Cette loi, par son contenu et par la manière dont elle a été imposée, a heurté une conscience collective profondément attachée à la protection du vivant. Elle a réveillé un peuple qui refuse de sacrifier la santé publique et les équilibres écologiques à des intérêts industriels ou corporatistes. Le million et demi de signatures en sont la preuve éclatante.

Mais ce réveil ne peut emprunter la voie de la violence. L’indignation ne donne pas tous les droits. Défendre la République écologique, c’est d’abord défendre l’État de droit. C’est en redonnant à la parole citoyenne sa juste place dans l’élaboration des lois, en rouvrant les portes de la coconstruction démocratique, que nous reconstruirons une puissance d’agir collective, digne et juste.

C’est ce que nous avons défendu dans la tribune publiée sur Mediapart, intitulée
👉 « Loi Duplomb : une démocratie court-circuitée, un Président interpellé »
Nous y dénonçons une méthode de gouvernement qui court-circuite les contre-pouvoirs, la science, et les citoyens.
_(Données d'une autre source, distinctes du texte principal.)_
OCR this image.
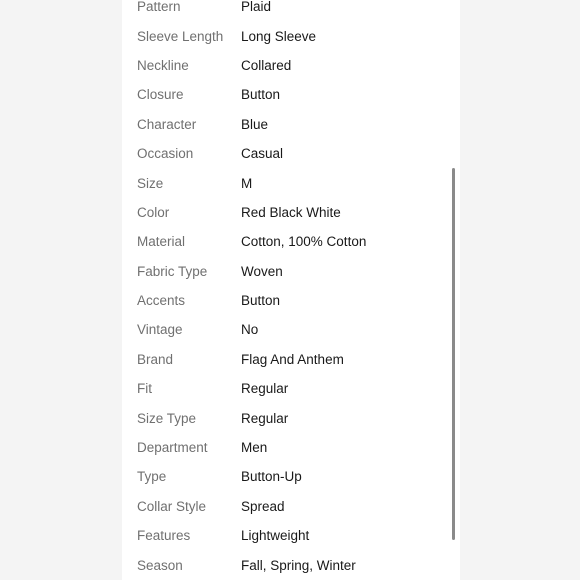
Pattern	Plaid
Sleeve Length	Long Sleeve
Neckline	Collared
Closure	Button
Character	Blue
Occasion	Casual
Size	M
Color	Red Black White
Material	Cotton, 100% Cotton
Fabric Type	Woven
Accents	Button
Vintage	No
Brand	Flag And Anthem
Fit	Regular
Size Type	Regular
Department	Men
Type	Button-Up
Collar Style	Spread
Features	Lightweight
Season	Fall, Spring, Winter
Nous y proposons une voie de sortie :

  • Abandonner le texte dans sa forme actuelle, qui méprise les formes du débat démocratique et la rigueur scientifique.
  • Organiser une grande conférence citoyenne sur le futur agricole et écologique de la France, co-construite avec les chercheurs, les territoires et les forces vives de la société.
  • Créer les conditions d’un nouveau contrat démocratique, dans lequel les citoyens sont parties prenantes des choix engageant leur avenir.

CAP 21 appelle à ouvrir une nouvelle étape : celle d’un dialogue exigeant, fondé sur la science, le respect du vivant et le courage politique.

Notre combat ne se fera jamais contre les institutions, mais pour qu’elles retrouvent leur sens : protéger, éclairer, réconcilier.
CAP 21 veut incarner une République qui écoute et qui prend soin. Une République exigeante, vivante, au service des générations futures.